With lingering gaze Edinian spring survey’d;
Morn’s fairy splendours; night’s gay curtained shade,
The high hoar cliff, the grove’s benighting gloom,
The wild rose, widowed o’er the mouldering tomb;
The heaven embosom’d sun; the rainbow’s dye,
Where lucid forms disport to fancy’s eye;
The vernal flower, mild autumn’s purpling glow,
The summer’s thunder and the winter’s snow.”

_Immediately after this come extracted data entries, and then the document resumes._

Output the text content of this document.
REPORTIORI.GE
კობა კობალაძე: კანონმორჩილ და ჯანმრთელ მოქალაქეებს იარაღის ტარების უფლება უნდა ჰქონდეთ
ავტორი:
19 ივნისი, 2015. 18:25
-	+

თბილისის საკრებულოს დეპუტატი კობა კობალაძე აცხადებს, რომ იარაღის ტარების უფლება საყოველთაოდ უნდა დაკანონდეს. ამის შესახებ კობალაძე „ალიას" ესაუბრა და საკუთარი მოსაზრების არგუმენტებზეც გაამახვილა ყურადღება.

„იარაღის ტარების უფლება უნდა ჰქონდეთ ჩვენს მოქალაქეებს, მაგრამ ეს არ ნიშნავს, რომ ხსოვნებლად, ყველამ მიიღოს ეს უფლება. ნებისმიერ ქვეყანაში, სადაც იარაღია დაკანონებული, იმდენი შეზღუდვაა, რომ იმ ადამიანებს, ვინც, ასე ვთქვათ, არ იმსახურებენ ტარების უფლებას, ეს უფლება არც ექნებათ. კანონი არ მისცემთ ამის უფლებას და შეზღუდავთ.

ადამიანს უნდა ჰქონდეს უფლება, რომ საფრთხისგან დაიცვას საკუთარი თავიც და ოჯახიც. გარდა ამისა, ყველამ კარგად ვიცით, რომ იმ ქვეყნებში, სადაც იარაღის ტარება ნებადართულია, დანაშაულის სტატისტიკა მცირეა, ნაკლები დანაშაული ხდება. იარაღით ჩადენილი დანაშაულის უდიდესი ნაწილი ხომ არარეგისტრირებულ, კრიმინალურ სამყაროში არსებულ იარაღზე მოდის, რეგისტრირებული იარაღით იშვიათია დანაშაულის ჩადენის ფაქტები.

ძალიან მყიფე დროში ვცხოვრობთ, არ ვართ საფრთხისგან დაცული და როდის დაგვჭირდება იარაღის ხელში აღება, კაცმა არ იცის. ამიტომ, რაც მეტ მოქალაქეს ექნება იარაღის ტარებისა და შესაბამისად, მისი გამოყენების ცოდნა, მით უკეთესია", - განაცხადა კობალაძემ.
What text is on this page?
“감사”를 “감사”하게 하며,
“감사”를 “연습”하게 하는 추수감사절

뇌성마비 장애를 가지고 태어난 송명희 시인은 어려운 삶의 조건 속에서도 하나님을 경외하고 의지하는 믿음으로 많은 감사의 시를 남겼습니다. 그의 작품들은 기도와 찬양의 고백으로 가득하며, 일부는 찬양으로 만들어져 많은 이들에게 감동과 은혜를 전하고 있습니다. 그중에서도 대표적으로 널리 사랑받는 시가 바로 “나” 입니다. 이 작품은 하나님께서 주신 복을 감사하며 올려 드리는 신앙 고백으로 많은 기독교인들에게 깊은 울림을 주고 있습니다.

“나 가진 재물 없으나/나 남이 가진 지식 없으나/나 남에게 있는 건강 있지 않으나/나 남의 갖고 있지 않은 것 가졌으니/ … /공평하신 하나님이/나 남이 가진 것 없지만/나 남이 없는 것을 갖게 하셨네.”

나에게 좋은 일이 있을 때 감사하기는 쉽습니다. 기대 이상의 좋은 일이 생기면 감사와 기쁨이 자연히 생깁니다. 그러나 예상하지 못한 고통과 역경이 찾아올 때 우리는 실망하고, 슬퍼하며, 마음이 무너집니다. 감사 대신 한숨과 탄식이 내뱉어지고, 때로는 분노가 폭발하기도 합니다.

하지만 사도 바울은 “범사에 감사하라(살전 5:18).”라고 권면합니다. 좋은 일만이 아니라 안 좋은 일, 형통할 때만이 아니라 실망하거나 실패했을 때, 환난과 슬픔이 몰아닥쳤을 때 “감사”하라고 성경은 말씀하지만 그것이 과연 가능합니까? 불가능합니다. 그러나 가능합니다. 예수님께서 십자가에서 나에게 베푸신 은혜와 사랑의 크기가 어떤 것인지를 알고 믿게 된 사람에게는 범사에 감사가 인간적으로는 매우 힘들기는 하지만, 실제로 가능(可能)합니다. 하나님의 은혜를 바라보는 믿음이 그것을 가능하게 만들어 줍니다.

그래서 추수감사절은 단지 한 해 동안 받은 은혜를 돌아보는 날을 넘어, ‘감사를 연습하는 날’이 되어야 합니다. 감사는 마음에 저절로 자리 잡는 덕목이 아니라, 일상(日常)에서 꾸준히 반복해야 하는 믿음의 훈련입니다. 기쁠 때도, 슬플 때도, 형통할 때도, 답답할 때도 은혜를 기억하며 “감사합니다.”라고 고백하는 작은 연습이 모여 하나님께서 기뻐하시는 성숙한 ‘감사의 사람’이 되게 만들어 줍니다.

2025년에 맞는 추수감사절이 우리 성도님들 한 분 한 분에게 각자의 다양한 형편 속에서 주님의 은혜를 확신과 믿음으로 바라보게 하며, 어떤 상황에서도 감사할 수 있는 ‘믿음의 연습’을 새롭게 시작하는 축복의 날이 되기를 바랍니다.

It was evening when Alonzo arrived at the house of Edgar’s cousin. Melissa was at a ball which had been given on a matrimonial occasion in the town. Her cousin waited on Alonzo to the ball, and introduced him to Melissa, who received him with politeness. She was dressed in white, embroidered and spangled with rich silver lace; a silk girdle, enwrought and tasseled with gold, surrounded her waist; her hair was unadorned except by a wreath of artificial flowers, studded by a single diamond.
After the ball closed, they returned to the house of Edgar’s cousin. Melissa’s partner at the ball was the son of a gentleman of independent fortune in New-London. He was a gay young man, aged about twenty-five. His address was easy, his manners rather voluptuous than refined; confident, but not ungraceful. He led the ton in fashionable circles; gave taste its zest, and was quite a favorite with the ladies generally. His name was Beauman.